Thursday, November 3, 2016

Payday

Monday was the first payday in 10 years on which I did not receive a paycheck.  To say that it is a humbling experience is an understatement. 

In the past few weeks I have been battling intense spiritual warfare on all fronts both directly and indirectly.  Foundational aspects of my life are being shaken in large and rippling ways yet The Lord remains constant.

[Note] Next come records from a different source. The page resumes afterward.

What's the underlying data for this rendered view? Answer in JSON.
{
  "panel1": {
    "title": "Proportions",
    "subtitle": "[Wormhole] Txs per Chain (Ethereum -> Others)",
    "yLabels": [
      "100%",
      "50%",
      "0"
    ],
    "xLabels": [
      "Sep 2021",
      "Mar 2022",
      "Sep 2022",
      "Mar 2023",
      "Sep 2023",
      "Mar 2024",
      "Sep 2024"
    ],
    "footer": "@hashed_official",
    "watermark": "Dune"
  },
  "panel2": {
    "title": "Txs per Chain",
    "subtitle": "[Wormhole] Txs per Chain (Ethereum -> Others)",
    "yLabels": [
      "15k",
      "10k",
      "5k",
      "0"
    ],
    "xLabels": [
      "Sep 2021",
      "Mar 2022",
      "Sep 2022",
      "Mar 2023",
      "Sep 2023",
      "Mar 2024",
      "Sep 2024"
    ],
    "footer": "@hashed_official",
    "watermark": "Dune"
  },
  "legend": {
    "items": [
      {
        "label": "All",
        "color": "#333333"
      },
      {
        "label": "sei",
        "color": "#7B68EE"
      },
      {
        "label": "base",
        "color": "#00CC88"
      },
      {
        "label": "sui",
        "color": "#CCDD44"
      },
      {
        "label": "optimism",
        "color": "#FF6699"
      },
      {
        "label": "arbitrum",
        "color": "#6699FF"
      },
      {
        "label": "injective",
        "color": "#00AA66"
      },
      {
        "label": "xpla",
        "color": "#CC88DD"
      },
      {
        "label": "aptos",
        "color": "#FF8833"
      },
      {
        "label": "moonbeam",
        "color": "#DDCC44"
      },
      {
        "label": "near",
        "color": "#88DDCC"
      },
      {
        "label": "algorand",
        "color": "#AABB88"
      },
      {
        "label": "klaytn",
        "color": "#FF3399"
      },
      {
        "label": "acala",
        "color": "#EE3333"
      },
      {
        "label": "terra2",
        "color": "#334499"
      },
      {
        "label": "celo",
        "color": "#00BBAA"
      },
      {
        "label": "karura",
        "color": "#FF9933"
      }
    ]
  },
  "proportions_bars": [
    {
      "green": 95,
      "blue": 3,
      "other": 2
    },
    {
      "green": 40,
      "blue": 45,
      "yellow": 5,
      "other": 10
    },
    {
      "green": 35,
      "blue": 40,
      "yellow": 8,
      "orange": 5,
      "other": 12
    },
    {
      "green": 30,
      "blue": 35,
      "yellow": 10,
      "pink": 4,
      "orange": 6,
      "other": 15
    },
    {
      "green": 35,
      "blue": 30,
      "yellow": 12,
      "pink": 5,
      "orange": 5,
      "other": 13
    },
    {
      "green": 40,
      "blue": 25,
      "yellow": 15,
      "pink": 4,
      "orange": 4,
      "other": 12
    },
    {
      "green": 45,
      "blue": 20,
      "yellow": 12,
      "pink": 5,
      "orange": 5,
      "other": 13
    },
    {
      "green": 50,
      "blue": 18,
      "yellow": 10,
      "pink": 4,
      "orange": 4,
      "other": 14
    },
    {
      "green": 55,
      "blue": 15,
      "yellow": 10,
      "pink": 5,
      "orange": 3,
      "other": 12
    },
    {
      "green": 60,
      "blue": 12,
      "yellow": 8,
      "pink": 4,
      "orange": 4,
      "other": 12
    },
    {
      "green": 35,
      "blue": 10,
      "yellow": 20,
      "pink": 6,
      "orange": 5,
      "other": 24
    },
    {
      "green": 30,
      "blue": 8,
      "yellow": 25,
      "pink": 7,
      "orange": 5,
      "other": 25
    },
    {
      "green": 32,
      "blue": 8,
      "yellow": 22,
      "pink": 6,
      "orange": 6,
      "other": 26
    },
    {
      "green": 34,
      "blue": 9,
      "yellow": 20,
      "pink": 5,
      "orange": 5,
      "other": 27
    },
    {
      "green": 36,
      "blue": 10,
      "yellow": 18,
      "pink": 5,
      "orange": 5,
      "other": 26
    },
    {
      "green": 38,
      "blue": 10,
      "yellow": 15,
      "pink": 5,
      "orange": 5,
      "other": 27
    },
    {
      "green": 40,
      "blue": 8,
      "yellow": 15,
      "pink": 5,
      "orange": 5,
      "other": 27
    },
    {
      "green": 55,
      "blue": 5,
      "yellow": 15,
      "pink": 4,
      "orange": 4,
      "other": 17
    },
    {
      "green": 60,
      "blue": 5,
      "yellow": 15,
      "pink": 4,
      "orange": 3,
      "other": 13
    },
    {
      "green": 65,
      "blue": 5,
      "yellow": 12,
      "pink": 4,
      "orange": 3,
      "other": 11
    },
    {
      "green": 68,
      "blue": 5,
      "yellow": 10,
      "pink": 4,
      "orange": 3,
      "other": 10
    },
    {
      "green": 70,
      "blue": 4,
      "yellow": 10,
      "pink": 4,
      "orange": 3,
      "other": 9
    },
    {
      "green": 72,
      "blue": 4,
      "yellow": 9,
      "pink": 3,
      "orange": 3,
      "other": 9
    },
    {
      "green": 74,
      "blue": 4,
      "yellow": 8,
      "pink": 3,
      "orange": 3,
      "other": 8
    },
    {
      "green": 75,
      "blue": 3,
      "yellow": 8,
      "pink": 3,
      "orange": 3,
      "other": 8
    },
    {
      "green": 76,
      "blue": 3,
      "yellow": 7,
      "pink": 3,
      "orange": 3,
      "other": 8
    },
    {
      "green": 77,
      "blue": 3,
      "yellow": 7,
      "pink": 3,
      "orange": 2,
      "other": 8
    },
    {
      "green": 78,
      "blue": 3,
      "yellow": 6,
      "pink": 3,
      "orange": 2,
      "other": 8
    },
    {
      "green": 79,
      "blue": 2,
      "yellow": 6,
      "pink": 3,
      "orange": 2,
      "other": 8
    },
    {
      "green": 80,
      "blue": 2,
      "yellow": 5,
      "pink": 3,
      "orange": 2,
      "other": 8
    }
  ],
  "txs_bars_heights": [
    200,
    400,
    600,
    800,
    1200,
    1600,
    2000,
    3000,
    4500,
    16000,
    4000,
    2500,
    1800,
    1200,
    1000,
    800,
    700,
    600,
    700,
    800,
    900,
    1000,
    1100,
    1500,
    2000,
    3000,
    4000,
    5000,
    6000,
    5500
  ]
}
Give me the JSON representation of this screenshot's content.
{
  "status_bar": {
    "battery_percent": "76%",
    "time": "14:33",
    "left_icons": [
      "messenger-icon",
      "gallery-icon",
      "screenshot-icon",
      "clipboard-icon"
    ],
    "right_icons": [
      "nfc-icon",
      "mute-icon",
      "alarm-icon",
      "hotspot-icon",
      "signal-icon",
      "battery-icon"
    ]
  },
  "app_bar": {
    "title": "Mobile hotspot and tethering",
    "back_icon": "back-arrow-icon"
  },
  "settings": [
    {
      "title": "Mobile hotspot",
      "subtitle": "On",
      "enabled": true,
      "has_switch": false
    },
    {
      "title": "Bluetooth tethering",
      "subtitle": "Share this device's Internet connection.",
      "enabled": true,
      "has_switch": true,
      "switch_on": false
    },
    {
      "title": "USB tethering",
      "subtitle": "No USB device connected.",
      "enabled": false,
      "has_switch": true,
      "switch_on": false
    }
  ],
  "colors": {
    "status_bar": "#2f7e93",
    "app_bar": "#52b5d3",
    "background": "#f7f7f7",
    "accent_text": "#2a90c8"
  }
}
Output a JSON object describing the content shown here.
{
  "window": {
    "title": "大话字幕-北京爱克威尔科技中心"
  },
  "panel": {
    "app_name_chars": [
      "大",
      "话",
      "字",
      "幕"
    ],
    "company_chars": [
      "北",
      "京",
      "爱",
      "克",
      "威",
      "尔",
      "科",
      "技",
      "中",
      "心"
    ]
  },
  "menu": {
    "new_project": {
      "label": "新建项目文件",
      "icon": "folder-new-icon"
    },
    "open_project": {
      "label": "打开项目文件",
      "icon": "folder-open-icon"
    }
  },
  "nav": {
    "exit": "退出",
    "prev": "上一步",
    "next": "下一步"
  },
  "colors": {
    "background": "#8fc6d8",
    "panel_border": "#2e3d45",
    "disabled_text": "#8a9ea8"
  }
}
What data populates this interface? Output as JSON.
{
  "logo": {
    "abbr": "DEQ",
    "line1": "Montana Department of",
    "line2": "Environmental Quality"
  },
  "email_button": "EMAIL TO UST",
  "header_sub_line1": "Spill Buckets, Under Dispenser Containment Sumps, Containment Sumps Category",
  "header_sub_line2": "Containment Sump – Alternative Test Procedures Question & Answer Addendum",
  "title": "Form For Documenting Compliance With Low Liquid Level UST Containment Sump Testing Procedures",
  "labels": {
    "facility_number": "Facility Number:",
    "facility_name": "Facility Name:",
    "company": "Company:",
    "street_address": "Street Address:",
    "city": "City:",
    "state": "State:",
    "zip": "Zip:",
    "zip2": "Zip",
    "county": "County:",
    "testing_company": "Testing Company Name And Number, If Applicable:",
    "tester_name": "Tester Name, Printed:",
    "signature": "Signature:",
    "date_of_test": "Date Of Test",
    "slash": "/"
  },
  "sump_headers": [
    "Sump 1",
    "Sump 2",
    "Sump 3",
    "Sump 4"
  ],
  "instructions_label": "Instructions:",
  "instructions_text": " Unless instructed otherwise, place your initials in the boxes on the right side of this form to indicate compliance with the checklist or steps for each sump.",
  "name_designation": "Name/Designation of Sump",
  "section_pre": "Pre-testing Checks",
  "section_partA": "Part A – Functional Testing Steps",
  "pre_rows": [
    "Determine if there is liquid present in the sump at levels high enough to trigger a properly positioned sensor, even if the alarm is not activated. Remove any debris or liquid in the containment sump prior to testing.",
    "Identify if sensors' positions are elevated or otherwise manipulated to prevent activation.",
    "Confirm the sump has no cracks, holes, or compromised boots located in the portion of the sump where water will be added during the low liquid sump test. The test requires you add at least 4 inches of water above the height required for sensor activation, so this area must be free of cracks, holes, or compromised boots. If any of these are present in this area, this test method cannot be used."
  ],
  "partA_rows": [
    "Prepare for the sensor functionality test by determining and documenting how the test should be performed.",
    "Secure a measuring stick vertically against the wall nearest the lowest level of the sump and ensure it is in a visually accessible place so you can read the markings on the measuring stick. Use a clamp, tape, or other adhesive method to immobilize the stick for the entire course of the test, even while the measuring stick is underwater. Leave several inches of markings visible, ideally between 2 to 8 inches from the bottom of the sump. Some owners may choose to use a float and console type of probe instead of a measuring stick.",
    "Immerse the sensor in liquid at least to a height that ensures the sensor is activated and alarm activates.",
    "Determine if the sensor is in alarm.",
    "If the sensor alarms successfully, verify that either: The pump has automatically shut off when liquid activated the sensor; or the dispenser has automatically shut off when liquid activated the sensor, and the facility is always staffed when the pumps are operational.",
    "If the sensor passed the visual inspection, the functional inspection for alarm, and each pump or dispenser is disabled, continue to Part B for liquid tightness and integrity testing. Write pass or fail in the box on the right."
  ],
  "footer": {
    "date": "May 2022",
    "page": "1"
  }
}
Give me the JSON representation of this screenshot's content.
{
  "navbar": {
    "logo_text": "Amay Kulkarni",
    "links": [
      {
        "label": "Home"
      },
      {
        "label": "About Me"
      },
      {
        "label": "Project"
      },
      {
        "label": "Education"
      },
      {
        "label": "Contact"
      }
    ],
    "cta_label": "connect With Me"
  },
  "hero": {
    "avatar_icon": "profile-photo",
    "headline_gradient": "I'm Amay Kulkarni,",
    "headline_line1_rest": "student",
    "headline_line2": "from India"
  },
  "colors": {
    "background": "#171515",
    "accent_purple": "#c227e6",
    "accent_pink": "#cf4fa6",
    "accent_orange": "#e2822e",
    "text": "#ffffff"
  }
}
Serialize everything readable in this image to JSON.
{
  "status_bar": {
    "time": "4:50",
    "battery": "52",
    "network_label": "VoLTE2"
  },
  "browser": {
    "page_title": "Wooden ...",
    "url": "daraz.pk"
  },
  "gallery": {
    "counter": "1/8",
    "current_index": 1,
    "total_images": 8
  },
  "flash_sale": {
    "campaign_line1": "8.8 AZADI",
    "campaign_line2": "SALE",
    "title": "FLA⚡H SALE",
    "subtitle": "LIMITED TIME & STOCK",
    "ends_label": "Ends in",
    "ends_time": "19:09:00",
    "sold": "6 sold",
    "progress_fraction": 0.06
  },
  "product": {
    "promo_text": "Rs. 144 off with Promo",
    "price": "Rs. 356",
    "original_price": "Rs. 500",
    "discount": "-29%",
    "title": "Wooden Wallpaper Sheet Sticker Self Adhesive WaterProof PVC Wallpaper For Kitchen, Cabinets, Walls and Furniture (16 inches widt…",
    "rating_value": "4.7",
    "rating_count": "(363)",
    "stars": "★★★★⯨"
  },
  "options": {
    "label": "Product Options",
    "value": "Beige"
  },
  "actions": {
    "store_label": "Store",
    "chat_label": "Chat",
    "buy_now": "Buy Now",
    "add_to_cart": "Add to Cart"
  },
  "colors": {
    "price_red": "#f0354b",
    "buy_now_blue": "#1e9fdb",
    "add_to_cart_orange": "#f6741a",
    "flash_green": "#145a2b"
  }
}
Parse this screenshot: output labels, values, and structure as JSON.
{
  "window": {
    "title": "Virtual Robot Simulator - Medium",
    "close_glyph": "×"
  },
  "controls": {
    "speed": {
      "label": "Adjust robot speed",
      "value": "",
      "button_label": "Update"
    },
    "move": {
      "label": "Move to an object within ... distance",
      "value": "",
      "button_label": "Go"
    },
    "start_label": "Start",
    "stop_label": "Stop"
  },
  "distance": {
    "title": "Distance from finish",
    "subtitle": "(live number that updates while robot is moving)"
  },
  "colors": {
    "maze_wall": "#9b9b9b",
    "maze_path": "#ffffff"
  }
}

Indirect spiritual warfare aside, the Lord is digging deep within me to see how much I trust in 
Him to provide our daily bread.  Here’s the thing, I know that I am walking SMACK DAB in the middle of God’s calling on my life.  He has not only worked so obviously in my life but The Lord has literally placed me on the hearts of others and spoken to them about my life.  They in turn have spoken into my life.  Can you grasp the depth of that?  There are times that I can hardly believe the power of the Holy Spirit.  I would say it is like magic but it is far better than that.  It is almost unfathomable that the God who created heaven and earth cares so much about me that he literally stirs within the hearts of others to bless my life and provide encouragement, direction and wisdom. 

  
Yet here I am once again, working on unearthing my idols that I didn’t realize were in my heart.  I am sitting in a position that I never would have imagined before.  I am getting a taste of what it means to consolidate errands, prioritize items on a grocery list from necessary to “luxury” and literally passing on eating certain items that I know my kids enjoy more than I do, namely bananas J, in an effort to save money.  What makes this so humbling is that I chose this.  I chose to walk away from a lucrative career in order to walk in God’s will.  And honestly, a lot of days I deeply wrestle with it.  I question God’s plan for my life and family when I feel like my family’s care and provision are at risk (even though I know in my heart they are not).
  
Hear my heart and trust me when I say this, my God can provide far beyond my wildest dreams and show up in ways that I least expect – I know He is for me.  My intention for writing during this is not pity but as always, I want to be transparent.  I will tell you that walking through this has enlarged my heart and deepened my compassion and sympathy for people who have to walk through this day after day, month after month.  I share this part of our journey because ironically the biggest thing I’m learning now is what it really means to sacrificially give, what it means to provide for my children, what it means to bless them and others, and what it means to fully trust in God’s provision.  I don’t think that it is coincidence that we are walking through this and being refined right before the holiday season, a time when presents are often held above presence.  This will not be a Christmas of excess in our household.  It will be a Christmas of minimalism and focus on the reason and the true gift that we have received, God’s son. 
  
I know that I would not have had this personal awakening had this not been my choice.  Even still, even during my wrestling, there have been more than a handful of moments when God showed up to provide encouragement.  Just in the past two days the Lord has lead people to reach out to me and tell me that I am on their hearts.  I know that I have an army of prayer warriors who are supporting me and seeking the Lord’s will on my behalf.  They are intercessing spiritually when I am weak and show such genuine excitement to see what the Lord is going to work out that it reignites my passion and excitement for walking in the Lord’s will.  God’s word is living and active and speaks into me on a daily basis and continues to provide the words I need to step forward in faith. 
  
As stated earlier, I don’t write this for pity or sympathy but I write to say just wait and see what the Lord is capable of!  This lesson in humility that the Lord is calling me to walk through is humbling to the deepest part of my core.  It is my mission to humbly show that God is real, He is always present and He always shows up and He is always enough.  We will not walk through this season in vain; His praise will ever be on my lips. 
  
2 Kings 7:19 New International Version
The king’s officer had replied, “That couldn’t happen even if the Lord opened the windows of heaven!” And the man of God had said, “You will see it happen with your own eyes, but you won’t be able to eat any of it!”
  
Commentary taken from Chronological Life Application Study Bible, 2nd ed., 2004
  
2 Kgs 7:19-20
God, not worthless idols, provides our daily food.  Although our faith may be weak or very small, we must avoid becoming skeptical of God’s provision.  When our resources are low and our doubts are the strongest, remember that God can open the floodgates of heaven.